Concurrentie in de zorg
Zorgaanbieders zijn ondernemingen in de zin van de Mededingingswet. en moeten voldoen aan de regels ervan. Zij mogen geen afspraken maken die de concurrentie ten nadele van de patiënt. Ook mogen ze geen misbruik maken van hun machtspositie. Dit geldt onder andere voor:
- huisartsen;
- apothekers;
- ziekenhuizen;
- revalidatiecentra;
- leveranciers van hulpmiddelen;
- groothandelaren in geneesmiddelen;
- zorgverzekeraars.
De Richtsnoeren voor de zorgsector van de Nederlandse Mededingingsautoriteit (NMa) geven informatie over welke samenwerkingsvormen en gedragingen wel en niet zijn toegestaan op basis van de Mededingingswet.

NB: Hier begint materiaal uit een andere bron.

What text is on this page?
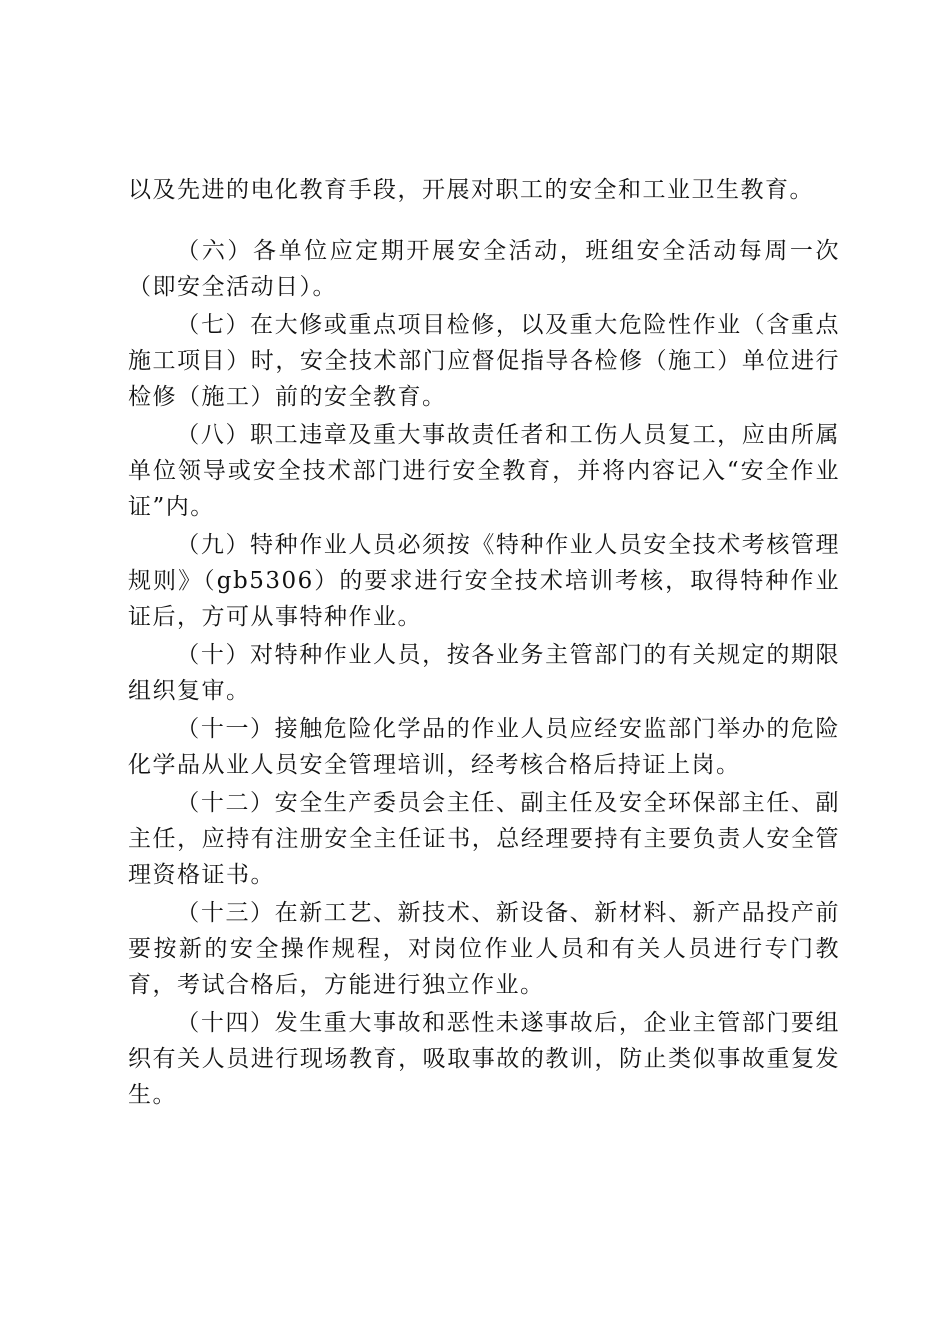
以及先进的电化教育手段，开展对职工的安全和工业卫生教育。

（六）各单位应定期开展安全活动，班组安全活动每周一次（即安全活动日）。

（七）在大修或重点项目检修，以及重大危险性作业（含重点施工项目）时，安全技术部门应督促指导各检修（施工）单位进行检修（施工）前的安全教育。

（八）职工违章及重大事故责任者和工伤人员复工，应由所属单位领导或安全技术部门进行安全教育，并将内容记入“安全作业证”内。

（九）特种作业人员必须按《特种作业人员安全技术考核管理规则》（gb5306）的要求进行安全技术培训考核，取得特种作业证后，方可从事特种作业。

（十）对特种作业人员，按各业务主管部门的有关规定的期限组织复审。

（十一）接触危险化学品的作业人员应经安监部门举办的危险化学品从业人员安全管理培训，经考核合格后持证上岗。

（十二）安全生产委员会主任、副主任及安全环保部主任、副主任，应持有注册安全主任证书，总经理要持有主要负责人安全管理资格证书。

（十三）在新工艺、新技术、新设备、新材料、新产品投产前要按新的安全操作规程，对岗位作业人员和有关人员进行专门教育，考试合格后，方能进行独立作业。

（十四）发生重大事故和恶性未遂事故后，企业主管部门要组织有关人员进行现场教育，吸取事故的教训，防止类似事故重复发生。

Toezicht op fusies in de zorg
Er ligt een plan om het toezicht op fusies tussen zorginstellingen te verbeteren. Dat betekent dat in de toekomst zorginstellingen waar minstens 50 mensen werken een plan moeten opstellen voor de fusie: de zogenoemde fusie-effectrapportage.
De Nederlandse Zorgautoriteit (NZa) voert voorafgaand aan een fusie een fusietoets uit. De NZa kijkt dan of:
- er een fusie-effectrapportage is opgesteld;
- belanghebbenden inbreng hebben kunnen leveren op de fusieplannen;
- de zorg na de fusie nog steeds bereikbaar is.